Lockheed Martin UK Integrated Systems, working with AgustaWestland Helicopters as its strategic sub- contractor, was awarded an £18 million ($31 million) Assessment Phase contract for the CSP programme by the UK Defence Procurement Agency (DPA) in June. The two-year assessment phase study effort will evaluate obsolescence issues and consider capability upgrades to improve the aircraft's performance and reduce through-life costs.
"CSP is attempting to build on our initial operating experience with Merlin," says Lt Cdr Richard Creech, who has been seconded from the DPA to become "embedded" with Lockheed Martin as CSP officer. "We are using the aircraft in roles that were quite simply never thought of when the staff requirement for Merlin was first raised. That means Merlin must adapt to change."
Drivers for the CSP programme are wide-ranging, and every aspect of the aircraft - the air vehicle itself, the mission system suite, ground support and test equipment, maintenance profiles and training - is being reviewed. Sustainment issues include obsolescence of hardware and software (specified back in the early 1990s), design saturation (with processors, mass memory and data transfer reaching their capacity limits) and the inability of the current "closed" architecture to accept change without significant and costly re-engineering.

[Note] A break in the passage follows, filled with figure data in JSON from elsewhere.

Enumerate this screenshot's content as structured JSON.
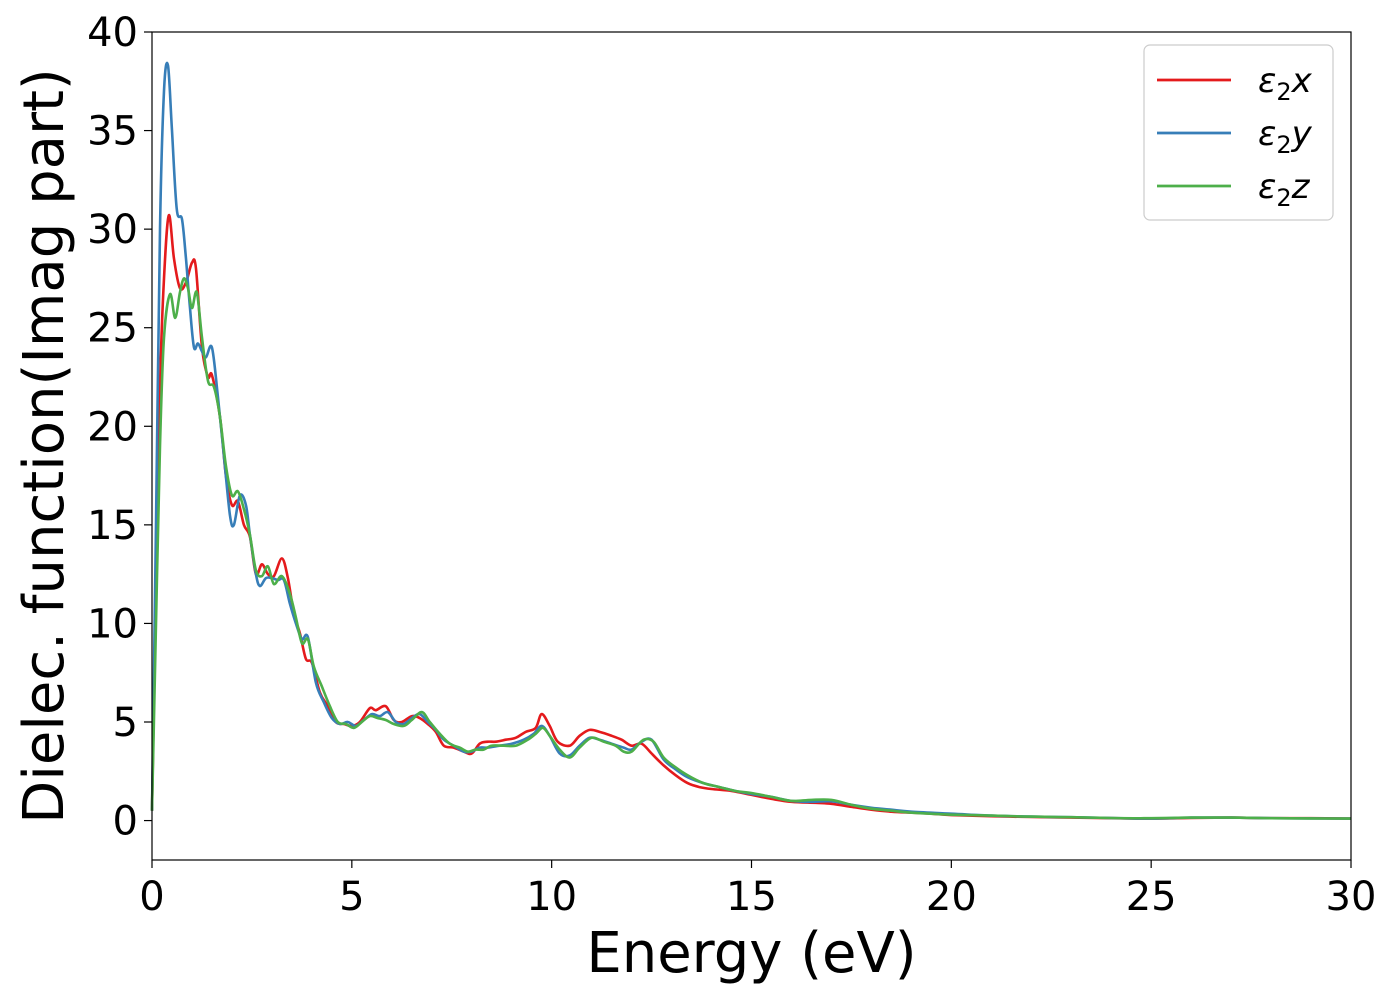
{
  "chart_data": {
    "type": "line",
    "title": "",
    "xlabel": "Energy (eV)",
    "ylabel": "Dielec. function(Imag part)",
    "xlim": [
      0,
      30
    ],
    "ylim": [
      -2,
      40
    ],
    "xticks": [
      0,
      5,
      10,
      15,
      20,
      25,
      30
    ],
    "yticks": [
      0,
      5,
      10,
      15,
      20,
      25,
      30,
      35,
      40
    ],
    "grid": false,
    "legend_position": "top-right",
    "series": [
      {
        "name": "ε2x",
        "name_base": "ε",
        "name_sub": "2",
        "name_suffix": "x",
        "color": "#e41a1c",
        "x": [
          0,
          0.1,
          0.2,
          0.3,
          0.42,
          0.55,
          0.7,
          0.85,
          1.0,
          1.1,
          1.25,
          1.4,
          1.5,
          1.7,
          1.85,
          2.0,
          2.15,
          2.3,
          2.45,
          2.6,
          2.75,
          2.9,
          3.05,
          3.25,
          3.4,
          3.55,
          3.7,
          3.85,
          4.0,
          4.2,
          4.4,
          4.6,
          4.8,
          5.0,
          5.2,
          5.45,
          5.6,
          5.85,
          6.05,
          6.25,
          6.5,
          6.7,
          6.9,
          7.1,
          7.3,
          7.55,
          7.8,
          8.0,
          8.2,
          8.4,
          8.6,
          8.85,
          9.1,
          9.35,
          9.6,
          9.75,
          9.95,
          10.15,
          10.45,
          10.7,
          10.95,
          11.2,
          11.5,
          11.75,
          12.0,
          12.25,
          12.5,
          12.8,
          13.1,
          13.4,
          13.7,
          14.0,
          14.5,
          15.0,
          15.5,
          16.0,
          16.6,
          17.0,
          17.5,
          18.0,
          18.5,
          19.0,
          19.5,
          20.0,
          21.0,
          22.0,
          23.0,
          24.0,
          25.0,
          26.0,
          27.0,
          28.0,
          29.0,
          30.0
        ],
        "y": [
          0.5,
          12,
          22,
          27.5,
          30.7,
          28.5,
          27.0,
          27.3,
          28.3,
          28.0,
          24.0,
          22.5,
          22.6,
          20.5,
          17.5,
          16.0,
          16.2,
          15.0,
          14.4,
          12.5,
          13.0,
          12.5,
          12.4,
          13.3,
          12.3,
          10.5,
          9.5,
          8.2,
          8.0,
          6.5,
          5.8,
          5.0,
          4.9,
          4.8,
          5.0,
          5.7,
          5.6,
          5.8,
          5.1,
          5.0,
          5.3,
          5.2,
          4.9,
          4.5,
          3.8,
          3.7,
          3.5,
          3.4,
          3.9,
          4.0,
          4.0,
          4.1,
          4.2,
          4.5,
          4.7,
          5.4,
          4.8,
          4.0,
          3.8,
          4.3,
          4.6,
          4.5,
          4.3,
          4.1,
          3.8,
          3.9,
          3.4,
          2.8,
          2.3,
          1.9,
          1.7,
          1.6,
          1.5,
          1.3,
          1.1,
          0.95,
          0.9,
          0.85,
          0.7,
          0.55,
          0.45,
          0.4,
          0.35,
          0.28,
          0.22,
          0.18,
          0.15,
          0.12,
          0.1,
          0.13,
          0.15,
          0.12,
          0.12,
          0.1
        ]
      },
      {
        "name": "ε2y",
        "name_base": "ε",
        "name_sub": "2",
        "name_suffix": "y",
        "color": "#377eb8",
        "x": [
          0,
          0.1,
          0.2,
          0.3,
          0.4,
          0.5,
          0.62,
          0.75,
          0.85,
          0.95,
          1.05,
          1.15,
          1.25,
          1.35,
          1.5,
          1.65,
          1.8,
          1.95,
          2.05,
          2.2,
          2.35,
          2.45,
          2.6,
          2.7,
          2.85,
          3.0,
          3.15,
          3.3,
          3.45,
          3.6,
          3.75,
          3.9,
          4.1,
          4.3,
          4.5,
          4.7,
          4.9,
          5.1,
          5.3,
          5.5,
          5.7,
          5.9,
          6.1,
          6.3,
          6.5,
          6.7,
          6.9,
          7.1,
          7.3,
          7.55,
          7.8,
          8.0,
          8.2,
          8.4,
          8.7,
          9.0,
          9.3,
          9.55,
          9.75,
          9.95,
          10.2,
          10.45,
          10.7,
          10.95,
          11.2,
          11.5,
          11.8,
          12.0,
          12.25,
          12.5,
          12.8,
          13.1,
          13.4,
          13.8,
          14.2,
          14.6,
          15.0,
          15.5,
          16.0,
          16.5,
          17.0,
          17.5,
          18.0,
          18.5,
          19.0,
          20.0,
          21.0,
          22.0,
          23.0,
          24.0,
          25.0,
          26.0,
          27.0,
          28.0,
          29.0,
          30.0
        ],
        "y": [
          0.5,
          15,
          30,
          37.0,
          38.3,
          35.0,
          31.0,
          30.5,
          28.5,
          26.0,
          24.0,
          24.2,
          23.8,
          23.5,
          24.0,
          21.5,
          18.5,
          15.5,
          15.0,
          16.5,
          16.0,
          14.5,
          12.5,
          11.9,
          12.3,
          12.3,
          12.2,
          12.2,
          11.0,
          10.0,
          9.2,
          9.3,
          7.0,
          6.0,
          5.2,
          4.9,
          5.0,
          4.8,
          5.1,
          5.4,
          5.3,
          5.5,
          5.0,
          4.9,
          5.2,
          5.4,
          5.0,
          4.6,
          4.1,
          3.8,
          3.5,
          3.5,
          3.7,
          3.7,
          3.8,
          3.9,
          4.1,
          4.4,
          4.8,
          4.3,
          3.4,
          3.3,
          3.8,
          4.2,
          4.1,
          3.9,
          3.7,
          3.6,
          4.0,
          4.1,
          3.1,
          2.6,
          2.2,
          1.9,
          1.7,
          1.5,
          1.35,
          1.2,
          1.0,
          0.95,
          0.98,
          0.8,
          0.65,
          0.55,
          0.45,
          0.35,
          0.25,
          0.2,
          0.17,
          0.13,
          0.1,
          0.15,
          0.15,
          0.12,
          0.11,
          0.1
        ]
      },
      {
        "name": "ε2z",
        "name_base": "ε",
        "name_sub": "2",
        "name_suffix": "z",
        "color": "#4daf4a",
        "x": [
          0,
          0.1,
          0.2,
          0.3,
          0.45,
          0.58,
          0.7,
          0.8,
          0.9,
          1.0,
          1.12,
          1.25,
          1.4,
          1.55,
          1.7,
          1.85,
          2.0,
          2.15,
          2.3,
          2.45,
          2.6,
          2.75,
          2.9,
          3.05,
          3.25,
          3.45,
          3.6,
          3.75,
          3.9,
          4.05,
          4.25,
          4.45,
          4.65,
          4.85,
          5.05,
          5.25,
          5.45,
          5.65,
          5.85,
          6.05,
          6.3,
          6.5,
          6.75,
          6.95,
          7.2,
          7.45,
          7.7,
          7.9,
          8.1,
          8.3,
          8.5,
          8.8,
          9.1,
          9.4,
          9.6,
          9.78,
          9.95,
          10.2,
          10.45,
          10.7,
          11.0,
          11.3,
          11.6,
          11.8,
          12.0,
          12.3,
          12.55,
          12.8,
          13.1,
          13.4,
          13.8,
          14.2,
          14.6,
          15.0,
          15.5,
          16.0,
          16.5,
          17.0,
          17.5,
          18.0,
          18.5,
          19.0,
          20.0,
          21.0,
          22.0,
          23.0,
          24.0,
          25.0,
          26.0,
          27.0,
          28.0,
          29.0,
          30.0
        ],
        "y": [
          0.5,
          10,
          19,
          24.5,
          26.7,
          25.5,
          26.8,
          27.5,
          27.0,
          26.0,
          26.8,
          24.5,
          22.3,
          22.0,
          20.5,
          18.0,
          16.5,
          16.7,
          15.8,
          14.5,
          12.7,
          12.4,
          12.9,
          12.0,
          12.4,
          11.5,
          10.3,
          9.0,
          9.2,
          7.8,
          6.8,
          5.8,
          5.0,
          4.9,
          4.7,
          5.0,
          5.3,
          5.2,
          5.1,
          4.9,
          4.8,
          5.1,
          5.5,
          5.0,
          4.4,
          3.9,
          3.7,
          3.5,
          3.6,
          3.6,
          3.8,
          3.8,
          3.8,
          4.1,
          4.4,
          4.7,
          4.3,
          3.6,
          3.2,
          3.7,
          4.2,
          4.0,
          3.8,
          3.5,
          3.5,
          4.1,
          4.0,
          3.2,
          2.7,
          2.3,
          1.9,
          1.7,
          1.5,
          1.4,
          1.2,
          1.0,
          1.05,
          1.05,
          0.8,
          0.6,
          0.5,
          0.4,
          0.3,
          0.25,
          0.2,
          0.17,
          0.13,
          0.12,
          0.15,
          0.15,
          0.12,
          0.11,
          0.1
        ]
      }
    ]
  }
}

The assessment phase is exploring possible enhancements and capability insertions to exploit performance benefits from new technology, and reflect the changing role of the aircraft (notably the shift to the littorals, requirements for wider interoperability and the need to offer greater versatility across roles). A major focus is to examine how the mission system can migrate to a lower-cost open system architecture based on commercial off-the-shelf equipment, thereby simplifying future upgrades and technology insertion. Studies are exploring human-machine interface issues, reflecting the need to improve both operator workload and operational management of increasingly diverse and complex missions.
Improvements to the Merlin HM1 sensor suite are being examined. Candidate subsystems include an electro-optical sensor system, a defensive aids suite, expanded datalink functionality and improved electronic support measures..
Another facet of the Merlin CSP is to identify potential decreases in aircraft weight, so as to increase time on station or allow for the carriage of an increased payload. In addition to the weight savings achieved by introducing a lighter and more modern mission system architecture, the case for introducing active flight control technology is also being examined.
A submission to take the Merlin CSP programme forward into the demonstration and manufacture phase is planned for December 2004.